Gifle à Macron - C’est le premier corps du roi qui a été giflé
« La gifle à Macron signe, à mon humble avis, l’obsolescence de la fiction théologico-politique » selon laquelle le monarque possède deux corps, l’un « mortel et naturel », l’autre « surnaturel et immortel », écrit Jean-Louis Robert dans le Monde , qui estime que le soufflet reçu par le président de la République le 8 juin démontre « la déliquescence progressive du second ».
L’historien allemand Ernst Kantorowicz, dans son étude de la monarchie médiévale, conceptualise « Les deux corps du roi » dans son ouvrage majeur. Selon cette théorie, le roi possède deux corps. Le premier est mortel et naturel et incarne la fonction terrestre : à ce titre, comme tout titulaire d’une autorité, il est amené à prendre des décisions, parfois bonnes parfois mauvaises, dans le contexte de la vie quotidienne politique.
Le second est surnaturel et immortel et revêt une fonction symbolique, celle d’incarner la nation, le peuple, la monarchie de droit divin. Ce corps immortel, présent dans celui mortel, se transmet, inaltérable, de monarque en monarque. Ainsi se trouve assurée la continuité de l’institution politique, qui supporte le consentement à l’État.

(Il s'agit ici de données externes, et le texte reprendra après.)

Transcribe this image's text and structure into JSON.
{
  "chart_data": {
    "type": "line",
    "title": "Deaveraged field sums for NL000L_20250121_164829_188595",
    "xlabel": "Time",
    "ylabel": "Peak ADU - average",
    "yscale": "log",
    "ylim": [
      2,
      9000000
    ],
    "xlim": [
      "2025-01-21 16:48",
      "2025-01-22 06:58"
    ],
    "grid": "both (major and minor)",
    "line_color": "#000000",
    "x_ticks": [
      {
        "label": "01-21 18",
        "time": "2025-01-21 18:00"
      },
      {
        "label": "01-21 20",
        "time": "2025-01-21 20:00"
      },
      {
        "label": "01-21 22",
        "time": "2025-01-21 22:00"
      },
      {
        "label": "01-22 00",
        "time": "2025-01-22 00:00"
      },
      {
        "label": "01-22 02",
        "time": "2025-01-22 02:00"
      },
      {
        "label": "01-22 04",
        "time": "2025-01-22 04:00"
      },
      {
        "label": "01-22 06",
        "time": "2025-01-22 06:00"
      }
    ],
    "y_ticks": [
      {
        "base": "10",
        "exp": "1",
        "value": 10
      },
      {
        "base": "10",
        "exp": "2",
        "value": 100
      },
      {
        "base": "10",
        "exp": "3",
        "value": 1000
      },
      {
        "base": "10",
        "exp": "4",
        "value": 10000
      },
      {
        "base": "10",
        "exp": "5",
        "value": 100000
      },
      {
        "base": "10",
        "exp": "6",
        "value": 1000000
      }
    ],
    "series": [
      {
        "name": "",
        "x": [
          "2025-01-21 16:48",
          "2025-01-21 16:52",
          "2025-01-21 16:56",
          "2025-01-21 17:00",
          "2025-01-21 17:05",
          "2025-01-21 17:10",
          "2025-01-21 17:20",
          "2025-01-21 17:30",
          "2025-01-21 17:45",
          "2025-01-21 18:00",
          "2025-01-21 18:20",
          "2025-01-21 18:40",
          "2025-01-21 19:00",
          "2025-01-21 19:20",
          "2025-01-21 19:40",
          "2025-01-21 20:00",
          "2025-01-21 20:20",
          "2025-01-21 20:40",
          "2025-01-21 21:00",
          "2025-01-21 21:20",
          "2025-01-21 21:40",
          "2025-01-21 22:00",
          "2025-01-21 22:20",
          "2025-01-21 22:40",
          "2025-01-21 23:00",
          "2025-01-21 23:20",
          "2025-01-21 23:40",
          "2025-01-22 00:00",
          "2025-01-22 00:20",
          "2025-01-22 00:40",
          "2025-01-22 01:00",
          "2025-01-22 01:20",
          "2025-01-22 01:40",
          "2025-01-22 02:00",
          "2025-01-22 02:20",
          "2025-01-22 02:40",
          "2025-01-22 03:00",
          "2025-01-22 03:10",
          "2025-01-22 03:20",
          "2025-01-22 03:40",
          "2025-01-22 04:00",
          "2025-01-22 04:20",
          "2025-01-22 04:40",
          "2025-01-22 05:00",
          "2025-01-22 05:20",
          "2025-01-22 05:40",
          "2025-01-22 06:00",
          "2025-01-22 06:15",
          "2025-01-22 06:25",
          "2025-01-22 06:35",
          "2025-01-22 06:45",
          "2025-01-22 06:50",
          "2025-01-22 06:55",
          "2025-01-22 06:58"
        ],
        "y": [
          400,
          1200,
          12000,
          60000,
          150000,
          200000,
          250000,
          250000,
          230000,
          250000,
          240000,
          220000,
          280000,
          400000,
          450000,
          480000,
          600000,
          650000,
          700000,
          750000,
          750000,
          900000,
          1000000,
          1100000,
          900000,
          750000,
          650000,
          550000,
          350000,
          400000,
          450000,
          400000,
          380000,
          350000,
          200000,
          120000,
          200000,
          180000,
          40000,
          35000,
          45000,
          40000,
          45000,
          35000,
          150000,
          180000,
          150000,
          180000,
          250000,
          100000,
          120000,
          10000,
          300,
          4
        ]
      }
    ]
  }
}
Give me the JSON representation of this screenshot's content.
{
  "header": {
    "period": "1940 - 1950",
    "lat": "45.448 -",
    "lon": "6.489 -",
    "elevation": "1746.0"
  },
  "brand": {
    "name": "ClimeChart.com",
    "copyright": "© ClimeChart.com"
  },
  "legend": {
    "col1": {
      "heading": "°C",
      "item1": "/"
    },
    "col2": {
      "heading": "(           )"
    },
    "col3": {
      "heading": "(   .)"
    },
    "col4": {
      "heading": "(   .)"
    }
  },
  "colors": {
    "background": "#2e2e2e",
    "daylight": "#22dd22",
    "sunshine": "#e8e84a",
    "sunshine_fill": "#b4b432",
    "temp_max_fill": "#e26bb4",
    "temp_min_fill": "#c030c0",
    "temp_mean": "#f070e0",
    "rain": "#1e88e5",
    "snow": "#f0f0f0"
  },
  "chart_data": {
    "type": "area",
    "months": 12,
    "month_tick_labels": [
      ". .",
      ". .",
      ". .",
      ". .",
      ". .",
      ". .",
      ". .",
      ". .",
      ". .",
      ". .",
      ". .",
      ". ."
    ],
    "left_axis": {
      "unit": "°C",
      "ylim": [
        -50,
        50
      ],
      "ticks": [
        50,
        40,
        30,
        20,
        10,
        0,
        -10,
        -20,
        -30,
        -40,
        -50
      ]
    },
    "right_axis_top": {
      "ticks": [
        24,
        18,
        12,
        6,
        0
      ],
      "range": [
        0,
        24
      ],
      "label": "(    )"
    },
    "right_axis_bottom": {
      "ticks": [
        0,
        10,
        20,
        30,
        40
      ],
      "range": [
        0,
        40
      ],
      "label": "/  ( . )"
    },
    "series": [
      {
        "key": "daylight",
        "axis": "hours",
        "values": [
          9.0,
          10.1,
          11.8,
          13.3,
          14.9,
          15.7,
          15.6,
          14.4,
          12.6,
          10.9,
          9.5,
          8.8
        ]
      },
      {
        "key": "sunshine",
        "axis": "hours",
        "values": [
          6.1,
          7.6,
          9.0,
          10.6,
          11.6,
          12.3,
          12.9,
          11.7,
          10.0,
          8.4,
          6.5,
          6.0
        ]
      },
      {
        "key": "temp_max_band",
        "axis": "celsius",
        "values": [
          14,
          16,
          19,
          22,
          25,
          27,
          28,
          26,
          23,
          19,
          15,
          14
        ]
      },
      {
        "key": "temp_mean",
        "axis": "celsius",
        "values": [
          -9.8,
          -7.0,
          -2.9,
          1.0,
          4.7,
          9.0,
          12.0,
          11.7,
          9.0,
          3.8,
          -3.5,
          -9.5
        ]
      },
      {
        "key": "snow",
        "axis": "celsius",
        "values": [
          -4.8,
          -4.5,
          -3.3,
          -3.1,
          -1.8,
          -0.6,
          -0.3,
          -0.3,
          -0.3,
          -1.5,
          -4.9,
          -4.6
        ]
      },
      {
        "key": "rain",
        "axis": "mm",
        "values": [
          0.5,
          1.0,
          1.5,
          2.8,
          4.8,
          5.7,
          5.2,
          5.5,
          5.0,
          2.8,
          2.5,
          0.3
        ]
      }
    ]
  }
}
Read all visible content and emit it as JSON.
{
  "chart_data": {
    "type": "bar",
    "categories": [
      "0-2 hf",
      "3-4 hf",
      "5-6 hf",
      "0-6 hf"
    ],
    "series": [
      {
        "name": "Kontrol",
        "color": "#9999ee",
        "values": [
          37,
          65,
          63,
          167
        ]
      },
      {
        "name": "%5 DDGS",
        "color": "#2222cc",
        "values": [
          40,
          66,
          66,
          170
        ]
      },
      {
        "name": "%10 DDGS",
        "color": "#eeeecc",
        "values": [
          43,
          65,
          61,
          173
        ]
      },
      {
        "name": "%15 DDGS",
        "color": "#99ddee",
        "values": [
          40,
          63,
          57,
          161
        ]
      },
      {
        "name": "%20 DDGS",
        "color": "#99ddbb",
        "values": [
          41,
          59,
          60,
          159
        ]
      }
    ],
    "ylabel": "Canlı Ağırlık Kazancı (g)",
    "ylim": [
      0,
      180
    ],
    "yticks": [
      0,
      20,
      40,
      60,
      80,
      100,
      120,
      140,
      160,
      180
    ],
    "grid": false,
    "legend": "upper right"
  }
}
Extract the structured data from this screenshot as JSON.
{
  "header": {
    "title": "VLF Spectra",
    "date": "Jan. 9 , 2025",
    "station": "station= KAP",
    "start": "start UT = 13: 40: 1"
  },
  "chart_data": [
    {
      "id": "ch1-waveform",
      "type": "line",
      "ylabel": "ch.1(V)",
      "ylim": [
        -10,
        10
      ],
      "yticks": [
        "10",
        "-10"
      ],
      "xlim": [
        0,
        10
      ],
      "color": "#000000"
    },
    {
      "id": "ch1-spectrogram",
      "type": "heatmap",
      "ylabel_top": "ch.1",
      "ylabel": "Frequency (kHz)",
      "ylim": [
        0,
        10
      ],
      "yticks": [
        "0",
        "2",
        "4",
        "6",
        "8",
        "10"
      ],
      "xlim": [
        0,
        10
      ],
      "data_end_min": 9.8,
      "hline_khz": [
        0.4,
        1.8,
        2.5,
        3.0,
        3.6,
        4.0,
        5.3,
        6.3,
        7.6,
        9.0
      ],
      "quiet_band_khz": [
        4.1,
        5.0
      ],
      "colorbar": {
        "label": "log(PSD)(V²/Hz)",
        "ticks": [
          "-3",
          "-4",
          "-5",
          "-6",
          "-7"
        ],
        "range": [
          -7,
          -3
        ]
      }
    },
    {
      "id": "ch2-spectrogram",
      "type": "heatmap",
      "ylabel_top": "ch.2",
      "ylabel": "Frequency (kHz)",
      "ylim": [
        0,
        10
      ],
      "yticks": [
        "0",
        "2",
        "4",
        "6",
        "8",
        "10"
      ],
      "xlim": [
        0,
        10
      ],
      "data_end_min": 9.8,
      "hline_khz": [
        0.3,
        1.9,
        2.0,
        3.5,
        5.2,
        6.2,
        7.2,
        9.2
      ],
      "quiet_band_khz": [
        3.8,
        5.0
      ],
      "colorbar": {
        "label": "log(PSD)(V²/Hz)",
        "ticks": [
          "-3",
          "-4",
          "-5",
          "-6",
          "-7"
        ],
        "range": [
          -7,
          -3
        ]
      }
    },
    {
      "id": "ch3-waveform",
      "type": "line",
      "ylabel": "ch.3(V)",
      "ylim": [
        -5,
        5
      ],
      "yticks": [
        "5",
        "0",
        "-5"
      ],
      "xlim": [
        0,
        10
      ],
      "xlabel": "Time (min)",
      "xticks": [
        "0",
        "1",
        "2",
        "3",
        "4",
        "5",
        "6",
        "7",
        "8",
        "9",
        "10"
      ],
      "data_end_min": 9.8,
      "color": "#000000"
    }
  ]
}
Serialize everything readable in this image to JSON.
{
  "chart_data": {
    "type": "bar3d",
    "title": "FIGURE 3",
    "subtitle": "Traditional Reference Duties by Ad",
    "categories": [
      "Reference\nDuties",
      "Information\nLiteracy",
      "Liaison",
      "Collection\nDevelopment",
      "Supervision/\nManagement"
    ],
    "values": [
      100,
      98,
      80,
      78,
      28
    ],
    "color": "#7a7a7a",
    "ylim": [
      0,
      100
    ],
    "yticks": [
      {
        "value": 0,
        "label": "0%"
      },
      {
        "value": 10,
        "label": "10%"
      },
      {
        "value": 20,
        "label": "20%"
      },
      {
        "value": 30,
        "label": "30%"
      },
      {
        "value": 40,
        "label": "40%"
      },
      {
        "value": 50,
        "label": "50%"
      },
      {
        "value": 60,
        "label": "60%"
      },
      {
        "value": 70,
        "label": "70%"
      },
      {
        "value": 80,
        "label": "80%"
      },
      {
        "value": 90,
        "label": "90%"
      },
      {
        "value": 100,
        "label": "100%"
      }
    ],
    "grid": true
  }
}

La France, qui vit maintenant en République, est restée fortement attachée aux deux catégories de Kantorowicz. Il suffit, pour s’en convaincre, de se souvenir des figures de De Gaulle et Mitterrand ; ceux-ci sont regardés comme des monarques, dans la mesure où ils se sont évertués à personnifier le deuxième corps symbolique, grâce notamment au déploiement d’un décorum adéquat et au maintien d’une certaine distance avec les sujets, qui incite ceu-ci au respect.
Dans le contexte de la monarchie absolue, toucher au premier corps, c’est toucher au second et relève du sacrilège. La presse se souvient de cela et convoque les catégories de Kantorowicz quand elle déclare que gifler le président Macron, c’est gifler la République. Les réactions de la classe politique vont unanimement dans le même sens.
Il me semble, cependant, que l’indissociabilité des deux corps a été bien entamée depuis un certain temps, plus précisément depuis la présidence de Sarkozy ; cette tendance s’est consolidée au cours du quinquennat de Hollande. Ces deux présidents n’ont pas rempli pleinement leur rôle, dans la mesure où ils ont négligé d’incarner le second corps du roi. Emmanuel Macron, leur successeur, en réinstaurant une certaine verticalité du pouvoir, a tenté de le retrouver. En vain. La posture jupitérienne s’est dégradée en gesticulation jupinienne (Jupin, c’est le nom trivial de Jupiter dans les fables de La Fontaine).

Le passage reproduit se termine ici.